Ces cœurs qui cognent forment la bande son tragique du spectacle déambulatoire de Kris Verdonck, qui entraîne le public dans les entrailles de la Chartreuse, lui-même prisonnier d’un dispositif dont il ne peut s’extraire.

Poupée. Pris entre deux feux, un soleil atomique suffoquant, dont on se protège en chaussant des lunettes noires, et une pluie de flammes à la beauté sinistre dont les forts relents de pétrole annoncent l’apocalypse ou quelque calamité climatique, les spectateurs avancent dans ce cabinet de curiosités, entre installations et performances. Variation IV explore les tensions entre l’homme et la machine, mêlant machines presqu’humaines et corps-objets, maltraités par des technologies envahissantes. Dans Heart, une fragile silhouette habillée d’une robe blanche se tient devant le public, l’air hagard. Toutes les 500 pulsations, son corps attaché à un filin est propulsé dans les airs contre un mur où elle s’écrase, telle une poupée de chiffon. Elle se relève encore et encore, malgré son cœur paniqué, qui bat de plus en plus vite et sur lequel elle n’a aucun contrôle. Elle résiste, comme le sublime ballet aérien de Duet, où deux corps amoureux s’accrochent, se serrent, s’entrelacent inlassablement pour contrecarrer les mouvements circulaires de la machine invisible à laquelle ils sont asservis.

A mesure que l’on progresse dans ce dédale de visions minimales et intenses, l’homme, submergé, finit par lâcher prise, «nature morte vivante», comme le noyé anesthésié de In ou le corps figé dans son cercueil de tiges de métal de Patent Human Energy (titre inspiré d’un brevet déposé par Microsoft consistant à utiliser le corps humain comme une batterie pour le petit matériel électronique), dont l’intensité lumineuse varie en fonction des sons émis par l’organisme.

L’écrin monastique sied à ce théâtre sépulcral réduit à l’extrême, quasi mutique, sensoriel, qui frappe par la puissance de ses images.
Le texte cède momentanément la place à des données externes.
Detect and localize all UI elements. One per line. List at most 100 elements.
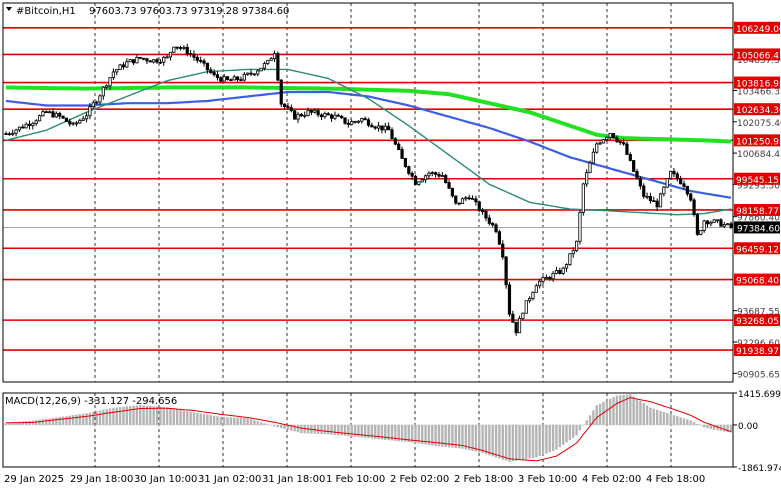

Chez Verdonck, les technologies ne sont pas un élément du décor, un outil au service de la mise en scène, elles se situent au cœur du questionnement. Le metteur en scène interroge leur impact sur l’homme dans un monde façonné par elles (GPS, portable, ordinateur…), prothèses auxquelles il se remet de plus en plus, renonçant à sa liberté pour améliorer ses performances.

Cette dépossession alimente la réflexion de Verdonck. Le metteur en scène et plasticien flamand, né en 1974, «invente des objets ; des machines qui ont une influence physique sur les acteurs», dont la seule limite est la «mise en danger des corps» des interprètes. Un danger bien réel et palpable. L’une des installations, Heart, a fait deux blessés, l’actrice qui s’est broyée la cheville et Verdonck lui-même qui, en montrant la manœuvre à sa remplaçante, s’est fracturé le coude. «On l’a pourtant joué de nombreuses fois… La malchance», soupire-t-il.
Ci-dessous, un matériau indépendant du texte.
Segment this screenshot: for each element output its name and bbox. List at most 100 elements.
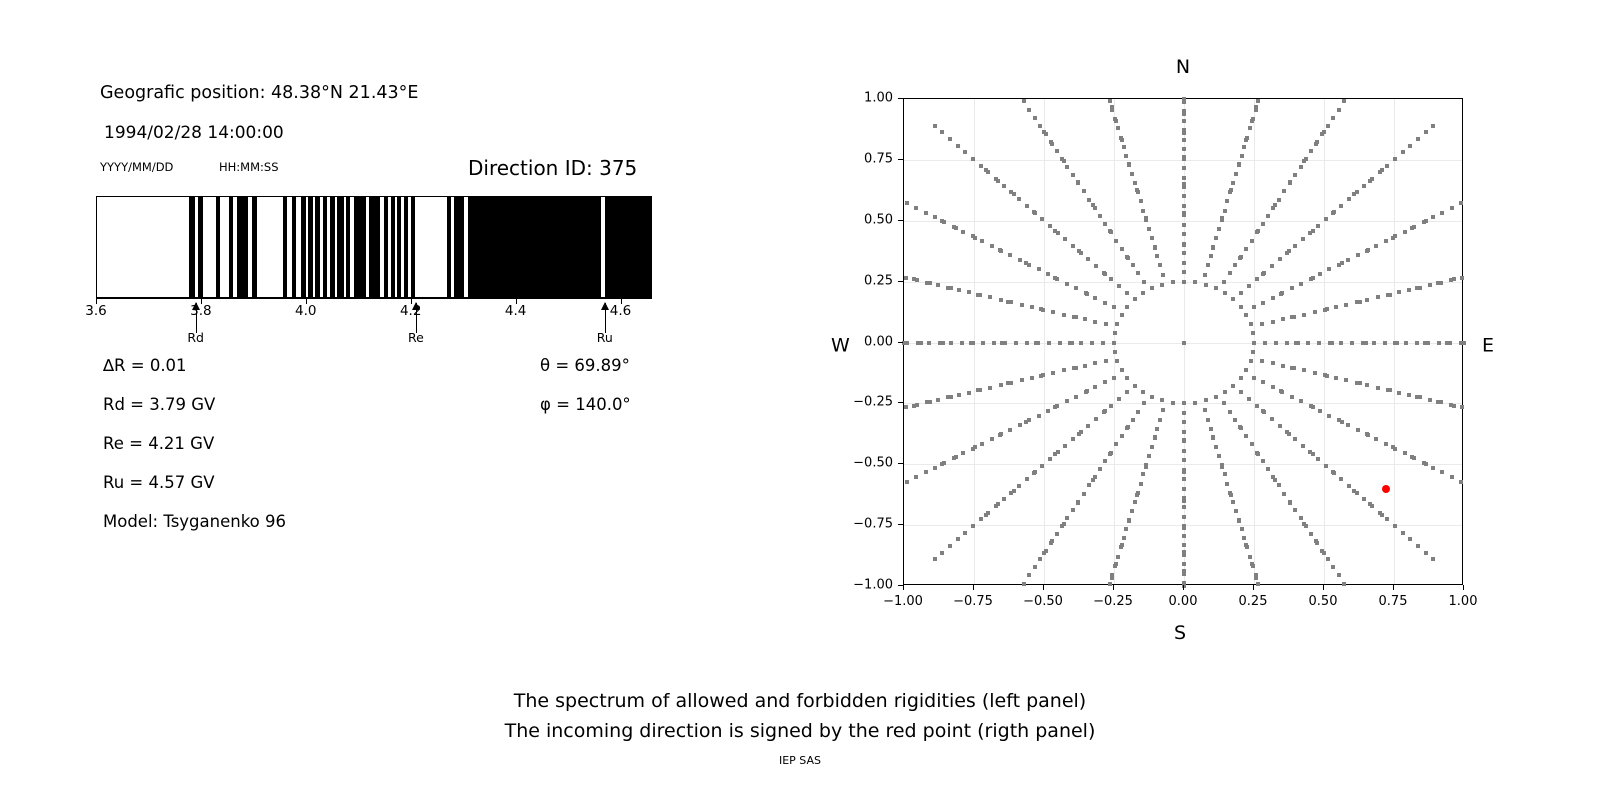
direction-point xyxy=(1182,182,1186,187)
direction-point xyxy=(1415,340,1420,345)
direction-point xyxy=(1119,434,1124,439)
direction-point xyxy=(1252,340,1256,345)
direction-point xyxy=(1282,189,1287,194)
forbidden-band xyxy=(283,197,288,297)
direction-point xyxy=(1323,373,1328,378)
direction-point xyxy=(1436,399,1441,404)
direction-point xyxy=(1033,340,1038,345)
direction-point xyxy=(1323,307,1328,312)
direction-point xyxy=(1103,322,1108,327)
direction-point xyxy=(932,557,937,562)
direction-point xyxy=(1119,138,1124,143)
scatter-x-ticklabel: −1.00 xyxy=(883,594,923,609)
direction-point xyxy=(1285,250,1290,255)
direction-point xyxy=(1214,236,1219,241)
direction-point xyxy=(1302,368,1307,373)
direction-point xyxy=(1251,330,1256,335)
scatter-x-tick xyxy=(1253,585,1254,590)
direction-point xyxy=(1412,456,1417,461)
direction-point xyxy=(1270,361,1275,366)
scatter-y-ticklabel: 0.25 xyxy=(864,273,893,289)
direction-point xyxy=(1182,251,1186,256)
direction-point xyxy=(1309,148,1314,153)
direction-point xyxy=(1440,470,1445,475)
direction-point xyxy=(1117,284,1122,289)
direction-point xyxy=(1428,283,1433,288)
direction-point xyxy=(1312,310,1317,315)
scatter-x-tick xyxy=(1463,585,1464,590)
direction-point xyxy=(1239,390,1244,395)
direction-point xyxy=(1086,423,1091,428)
direction-point xyxy=(1064,399,1069,404)
direction-point xyxy=(1262,410,1267,415)
direction-point xyxy=(951,224,956,229)
direction-point xyxy=(1119,312,1124,317)
direction-point xyxy=(1270,319,1275,324)
direction-point xyxy=(1114,238,1119,243)
direction-id-label: Direction ID: 375 xyxy=(468,156,638,180)
direction-point xyxy=(1014,340,1019,345)
direction-point xyxy=(1027,573,1032,578)
direction-point xyxy=(1302,521,1307,526)
direction-point xyxy=(1252,305,1257,310)
direction-point xyxy=(1130,417,1135,422)
direction-point xyxy=(1059,524,1064,529)
direction-point xyxy=(1385,163,1390,168)
direction-point xyxy=(1152,245,1157,250)
direction-point xyxy=(1281,317,1286,322)
direction-point xyxy=(1238,304,1243,309)
scatter-y-ticklabel: −1.00 xyxy=(853,577,893,593)
direction-point xyxy=(1269,264,1274,268)
direction-point xyxy=(1115,321,1120,326)
direction-point xyxy=(1208,254,1213,259)
direction-point xyxy=(904,275,909,280)
direction-point xyxy=(925,280,930,285)
direction-point xyxy=(1244,246,1249,251)
direction-point xyxy=(1300,237,1305,242)
direction-point xyxy=(1161,408,1166,413)
direction-point xyxy=(1431,465,1436,470)
direction-scatter-plot xyxy=(902,97,1466,588)
direction-point xyxy=(1009,490,1014,495)
right-panel: N S W E −1.00 −0.75 −0.50 −0.25 0.00 0.25 0.50… xyxy=(780,0,1600,660)
gridline-horizontal xyxy=(904,464,1462,466)
direction-point xyxy=(1192,280,1197,285)
forbidden-band xyxy=(391,197,395,297)
direction-point xyxy=(1277,423,1282,428)
figure-caption: The spectrum of allowed and forbidden ri… xyxy=(0,686,1600,746)
direction-point xyxy=(1054,148,1059,153)
direction-point xyxy=(1038,557,1043,562)
direction-point xyxy=(1227,271,1232,276)
direction-point xyxy=(1330,340,1335,345)
direction-point xyxy=(970,524,975,528)
direction-point xyxy=(1101,340,1106,345)
direction-point xyxy=(1082,363,1087,368)
direction-point xyxy=(1261,300,1266,305)
direction-point xyxy=(956,392,961,397)
direction-point xyxy=(1083,291,1088,296)
direction-point xyxy=(1421,460,1426,465)
forbidden-band xyxy=(403,197,409,297)
compass-south-label: S xyxy=(1173,622,1187,644)
direction-point xyxy=(940,130,945,135)
direction-point xyxy=(940,550,945,555)
direction-point xyxy=(1396,290,1401,295)
direction-point xyxy=(1238,425,1243,430)
spectrum-marker-arrow xyxy=(601,302,610,333)
direction-point xyxy=(1182,477,1186,482)
direction-point xyxy=(1250,561,1255,566)
direction-point xyxy=(1144,463,1149,468)
direction-point xyxy=(1061,159,1066,164)
direction-point xyxy=(1228,490,1233,495)
direction-point xyxy=(1124,527,1129,532)
direction-point xyxy=(989,243,994,248)
direction-point xyxy=(967,390,972,395)
scatter-y-tick xyxy=(898,158,903,160)
direction-point xyxy=(1203,282,1208,287)
direction-point xyxy=(1118,135,1123,140)
direction-point xyxy=(1109,575,1114,580)
direction-point xyxy=(1233,417,1238,422)
direction-point xyxy=(1152,435,1157,440)
forbidden-band xyxy=(315,197,321,297)
direction-point xyxy=(1404,340,1409,345)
Kris Verdonck, qui cherche sur scène à «"tuer" l’acteur», poursuit ses investigations homme-machine dans un projet intitulé Actor #1, qui a pour point de départ cette question : «Un robot peut-il prononcer ou jouer un texte de Beckett sur scène ?»

La Chartreuse, centre national des écritures du spectacle, a proposé à l’artiste, associé à la dramaturge Marianne Van Kerkhoven, d’élaborer un travail de recherche sur le théâtre avec des robots, dont ils ont présenté les premières réflexions à l’occasion d’une passionante «sonde». Le mot est emprunté à Mac Luhan, théoricien de la communication, qui envisageait le théâtre comme une «multisonde» pour sa capacité à combiner plusieurs médias.
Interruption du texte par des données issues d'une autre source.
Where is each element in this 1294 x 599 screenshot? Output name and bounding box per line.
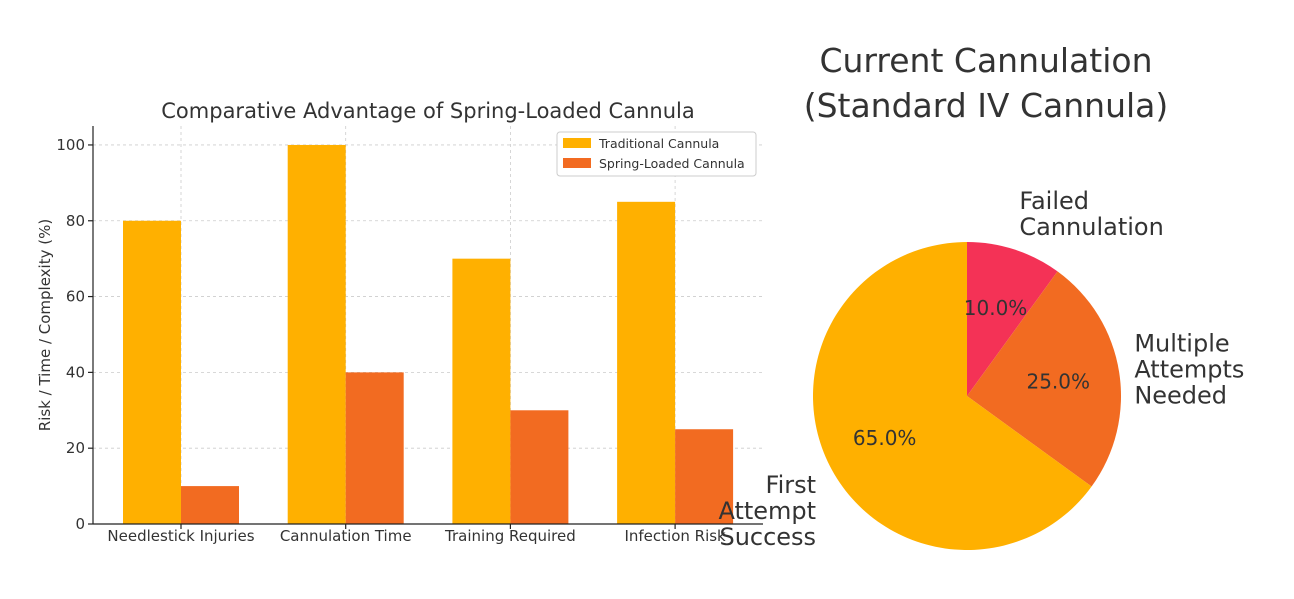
bar-traditional-cannula-cannulation-time — [287, 144, 346, 524]
legend-swatch-traditional-cannula — [563, 138, 591, 148]
bar-spring-loaded-cannula-training-required — [510, 410, 569, 524]
pie-label-multiple-attempts-needed: Multiple Attempts Needed — [1134, 330, 1244, 410]
pie-percent-multiple-attempts-needed: 25.0% — [1026, 370, 1090, 394]
pie-percent-first-attempt-success: 65.0% — [853, 426, 917, 450]
y-tick-label: 40 — [66, 363, 85, 381]
pie-label-failed-cannulation: Failed Cannulation — [1019, 187, 1163, 241]
bar-marks — [123, 144, 734, 525]
pie-slice-first-attempt-success — [812, 242, 1092, 550]
y-tick-label: 20 — [66, 439, 85, 457]
bar-traditional-cannula-infection-risk — [617, 201, 676, 525]
pie-chart-title: Current Cannulation (Standard IV Cannula) — [804, 41, 1169, 125]
bar-tick-labels: 0 20 40 60 80 100 Needlestick Injuries Cannulat… — [56, 136, 726, 545]
pie-slice-failed-cannulation — [967, 242, 1058, 396]
bar-chart-title: Comparative Advantage of Spring-Loaded C… — [161, 99, 694, 123]
y-tick-label: 0 — [75, 515, 85, 533]
legend-box — [556, 131, 757, 177]
y-tick-label: 100 — [56, 136, 85, 154]
bar-spring-loaded-cannula-needlestick-injuries — [181, 486, 239, 524]
x-tick-label-cannulation-time: Cannulation Time — [280, 527, 412, 545]
x-tick-label-needlestick-injuries: Needlestick Injuries — [107, 527, 254, 545]
pie-title-line: Current Cannulation — [819, 41, 1152, 80]
y-tick-label: 60 — [66, 288, 85, 306]
x-tick-label-training-required: Training Required — [444, 527, 576, 545]
pie-title-line: (Standard IV Cannula) — [804, 86, 1169, 125]
pie-label-first-attempt-success: First Attempt Success — [718, 471, 816, 551]
legend-swatch-spring-loaded-cannula — [563, 158, 591, 168]
x-tick-label-infection-risk: Infection Risk — [624, 527, 726, 545]
pie-percent-labels: 10.0% 25.0% 65.0% — [853, 296, 1090, 450]
y-tick-label: 80 — [66, 212, 85, 230]
bar-traditional-cannula-training-required — [452, 258, 511, 524]
bar-axes — [88, 126, 763, 529]
bar-spring-loaded-cannula-infection-risk — [675, 429, 734, 524]
pie-slice-multiple-attempts-needed — [967, 271, 1121, 487]
legend-label-spring-loaded-cannula: Spring-Loaded Cannula — [599, 156, 745, 171]
bar-traditional-cannula-needlestick-injuries — [123, 220, 181, 524]
legend-label-traditional-cannula: Traditional Cannula — [598, 136, 719, 151]
pie-chart: Current Cannulation (Standard IV Cannula)… — [718, 41, 1244, 551]
pie-slice-labels: Failed Cannulation Multiple Attempts Needed F… — [718, 187, 1244, 551]
pie-slices — [812, 242, 1121, 550]
bar-spring-loaded-cannula-cannulation-time — [345, 372, 404, 524]
bar-chart-legend: Traditional Cannula Spring-Loaded Cannula — [556, 131, 757, 177]
bar-chart-y-axis-label: Risk / Time / Complexity (%) — [36, 219, 54, 431]
pie-percent-failed-cannulation: 10.0% — [964, 296, 1028, 320]
bar-chart: 0 20 40 60 80 100 Needlestick Injuries Cannulat… — [36, 99, 763, 545]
Depuis 2007, sous l’impulsion de Franck Bauchard, directeur adjoint de la Chartreuse, cette maison des auteurs s’ouvre à de nouveaux champs d’expérimentation (arts plastiques, médias, performance, danse, musique…), déployant largement la notion d’écriture au-delà du texte et confrontant des domaines artificiellement différenciés, comme, ici, l’art et la science.

Pour nourrir leur projet Actor #1, Kris Verdonck et Marianne Van Kerkhoven ont sollicité de nombreux scientifiques autour de questions comme «une machine pourra-t-elle un jour penser, manier la langue, feindre ou mentir ?», «des êtres rationnels seraient-ils capables de jouer ?»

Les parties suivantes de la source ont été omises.